The descriptions of the landscapes are like paintings. The metaphors Hardy uses are imaginative. Personally, I find it boring to read about landscapes. Especially, about landscapes I’m not familiar with. Nevertheless in this novel I thought they were amusing.

It is not another romantic novel. The main character isn’t even pleasant. All character have flaws. Annoying ones. The novel is full of contradictions, overturns, mystery. The protagonists are eccentric in a familiar kind of way. He doesn’t let you to clearly like or dislike any of them. And although the ending is probably the expected, it leaves the reader with a feeling of injustice. I can’t say anything else without revealing how it all ends, but I will say this. Read it. It’s worth it.

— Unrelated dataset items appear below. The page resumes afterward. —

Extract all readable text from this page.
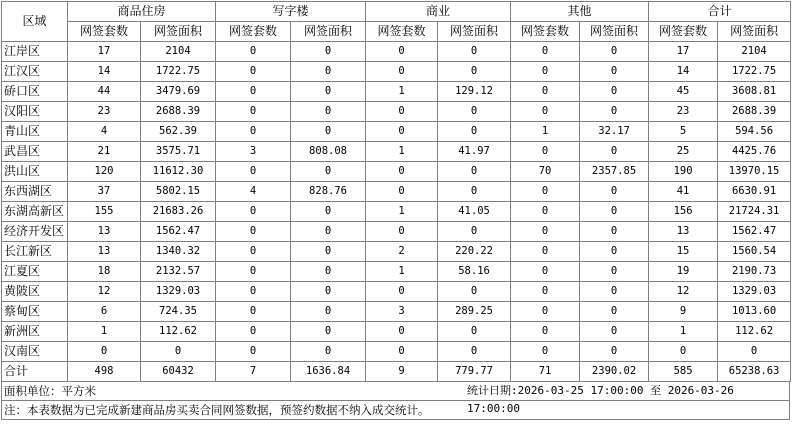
区域	商品住房		写字楼		商业		其他		合计	
	网签套数	网签面积	网签套数	网签面积	网签套数	网签面积	网签套数	网签面积	网签套数	网签面积
江岸区	17	2104	0	0	0	0	0	0	17	2104
江汉区	14	1722.75	0	0	0	0	0	0	14	1722.75
硚口区	44	3479.69	0	0	1	129.12	0	0	45	3608.81
汉阳区	23	2688.39	0	0	0	0	0	0	23	2688.39
青山区	4	562.39	0	0	0	0	1	32.17	5	594.56
武昌区	21	3575.71	3	808.08	1	41.97	0	0	25	4425.76
洪山区	120	11612.30	0	0	0	0	70	2357.85	190	13970.15
东西湖区	37	5802.15	4	828.76	0	0	0	0	41	6630.91
东湖高新区	155	21683.26	0	0	1	41.05	0	0	156	21724.31
经济开发区	13	1562.47	0	0	0	0	0	0	13	1562.47
长江新区	13	1340.32	0	0	2	220.22	0	0	15	1560.54
江夏区	18	2132.57	0	0	1	58.16	0	0	19	2190.73
黄陂区	12	1329.03	0	0	0	0	0	0	12	1329.03
蔡甸区	6	724.35	0	0	3	289.25	0	0	9	1013.60
新洲区	1	112.62	0	0	0	0	0	0	1	112.62
汉南区	0	0	0	0	0	0	0	0	0	0
合计	498	60432	7	1636.84	9	779.77	71	2390.02	585	65238.63
面积单位：平方米	统计日期:2026-03-25 17:00:00 至 2026-03-26 17:00:00
注：本表数据为已完成新建商品房买卖合同网签数据，预签约数据不纳入成交统计。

Let Thomas Hardy tell us a little about his characters:

Bathsheba Everdene : “…I shouldn’t mind being a bride at a wedding, if I could be one without having a husband.”

Sergeant Troy’s philosophy of life “… the past was yesterday; the future, tomorrow; never, the day after.”

Farmer Boldwood: “He was erect in attitude, and quiet in demeanour. One characteristic pre-eminently marked him – dignity.”

Gabriel Oak: “…when his friends and critics were in tantrums, he was considered rather a bad man; when they were pleased, he was rather a good man; when they were neither, he was a man whose moral colour was a kind of pepper-and-salt mixture.”